A hybrid poplar plantation was used as the recycling engine, mostly because it develops quickly large foliage that stays on trees throughout the growing season. Due to advection, greatly enhanced by air circulation in a well-spaced plantation, such a recycling system can transpire several times the «grass standard» potential evapotranspiration (ETp).

This program has interactive graphics for the visualization of some key parameters. Thus, Figure 1 presents the image of weather parameters during a sunny day, while Figure 2 displays the saturated and actual vapor pressure, as well as a rain event (histogram). The difference between these curves represents the moisture saturation deficit, or the «space» in the atmosphere in which additional moisture can be received. It disappears as soon as the rain begins.

The output of the program consist of archive files with watering and timing signals for the pump controller. Watering frequency is exemplified in Figure 3 and Figure 4, for the rates 20 and 40 m³/ha, corresponding to very permeable and normal soils, respectively.

If the soil moisture was also being monitored, the program SOIL downloads these data hourly, archives the moisture by depths and calculates the flux of water through the bottom of root zone. Depending on its value, the pump may receive a stopping signal, delaying the irrigation activity for 1 to n cycles, until the flux is again zero or lower than a pre-established threshold.

Functioning of plantation

We started this research project in 1983 at Seneca College, in King City, Ontario, using secondary treated effluent, sprayed during growing season over a 22 ha of hybrid poplar and willow plantation. Aside of regular soil maintenance in the first 2 years, the plantation needed pruning in the fifth year to allow for better air penetration. The effluent was distributed through underground plastic pipes and risers with high-pressure sprinklers with a «throw» radius of 36 m. The operation is still functional.

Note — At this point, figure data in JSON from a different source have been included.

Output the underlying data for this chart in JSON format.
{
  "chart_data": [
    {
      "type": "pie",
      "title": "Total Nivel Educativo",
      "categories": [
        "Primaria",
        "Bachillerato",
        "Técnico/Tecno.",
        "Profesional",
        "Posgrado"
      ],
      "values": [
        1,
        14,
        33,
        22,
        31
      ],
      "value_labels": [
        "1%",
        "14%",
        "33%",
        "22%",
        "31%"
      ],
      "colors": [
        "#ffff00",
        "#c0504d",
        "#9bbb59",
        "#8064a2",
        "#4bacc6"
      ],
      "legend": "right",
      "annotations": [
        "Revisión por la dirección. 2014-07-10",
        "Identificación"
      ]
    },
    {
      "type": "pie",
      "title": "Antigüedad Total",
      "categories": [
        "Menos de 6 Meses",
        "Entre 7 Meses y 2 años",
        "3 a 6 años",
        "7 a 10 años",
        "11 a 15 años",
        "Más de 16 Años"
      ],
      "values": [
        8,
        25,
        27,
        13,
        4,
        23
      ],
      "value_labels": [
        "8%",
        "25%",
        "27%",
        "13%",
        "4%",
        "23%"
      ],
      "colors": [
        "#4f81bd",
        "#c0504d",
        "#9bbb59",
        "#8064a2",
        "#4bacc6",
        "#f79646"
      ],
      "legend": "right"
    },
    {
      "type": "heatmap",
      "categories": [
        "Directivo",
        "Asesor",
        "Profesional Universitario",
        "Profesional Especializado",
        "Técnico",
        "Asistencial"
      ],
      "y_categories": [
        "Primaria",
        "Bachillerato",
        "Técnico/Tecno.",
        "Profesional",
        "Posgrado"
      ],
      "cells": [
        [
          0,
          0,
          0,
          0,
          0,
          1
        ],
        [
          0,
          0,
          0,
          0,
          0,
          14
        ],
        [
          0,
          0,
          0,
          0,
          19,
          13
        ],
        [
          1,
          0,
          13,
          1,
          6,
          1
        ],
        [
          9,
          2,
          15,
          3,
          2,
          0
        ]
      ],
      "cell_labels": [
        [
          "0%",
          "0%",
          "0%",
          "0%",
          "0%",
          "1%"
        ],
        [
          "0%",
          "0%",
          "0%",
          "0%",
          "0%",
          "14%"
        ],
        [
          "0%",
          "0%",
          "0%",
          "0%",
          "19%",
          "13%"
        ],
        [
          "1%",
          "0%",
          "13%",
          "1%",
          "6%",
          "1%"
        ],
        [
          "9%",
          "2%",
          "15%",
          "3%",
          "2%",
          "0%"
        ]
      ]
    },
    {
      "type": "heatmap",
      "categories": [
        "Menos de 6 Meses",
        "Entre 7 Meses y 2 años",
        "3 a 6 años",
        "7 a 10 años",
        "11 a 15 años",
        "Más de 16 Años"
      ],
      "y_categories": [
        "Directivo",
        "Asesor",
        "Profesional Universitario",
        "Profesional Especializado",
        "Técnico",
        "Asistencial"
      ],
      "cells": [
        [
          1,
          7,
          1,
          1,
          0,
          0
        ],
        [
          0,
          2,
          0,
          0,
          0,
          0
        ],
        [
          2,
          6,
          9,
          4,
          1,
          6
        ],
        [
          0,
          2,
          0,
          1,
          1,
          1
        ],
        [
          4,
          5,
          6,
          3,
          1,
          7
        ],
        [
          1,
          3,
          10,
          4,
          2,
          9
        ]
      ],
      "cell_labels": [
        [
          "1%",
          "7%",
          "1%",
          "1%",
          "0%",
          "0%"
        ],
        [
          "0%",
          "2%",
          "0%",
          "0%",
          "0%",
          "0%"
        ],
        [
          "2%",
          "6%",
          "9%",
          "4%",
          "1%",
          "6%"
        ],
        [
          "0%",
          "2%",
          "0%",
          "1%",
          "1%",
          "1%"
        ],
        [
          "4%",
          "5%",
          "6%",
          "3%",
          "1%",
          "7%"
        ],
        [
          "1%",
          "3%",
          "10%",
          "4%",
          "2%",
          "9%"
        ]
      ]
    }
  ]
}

Data collected allowed us to define the new concept of environmentally sound effluent recycling combined with intensive silviculture, distinct from other applications in the following respects:

What is the future of recycling plantations ?

Plantation recycling can be an efficient eco-technology. It is based on sound environmental principles, is cheap, profitable, can be automated and processes the effluent outside the food chain. It is especially promising for poorer areas of the globe, which have increased risks of epidemics. This software has the potential to help ensure plantation recycling is conducted safely and efficiently. By using tree plantation as the recycling engine, such systems have a greater ETp, owing to a better connectedness with the atmosphere than agricultural crops. In turn, this means that smaller land area is necessary for recycling. Where conditions permit, this forest eco-technology should be adapted also for wastewater resulting from concentrated animal operations.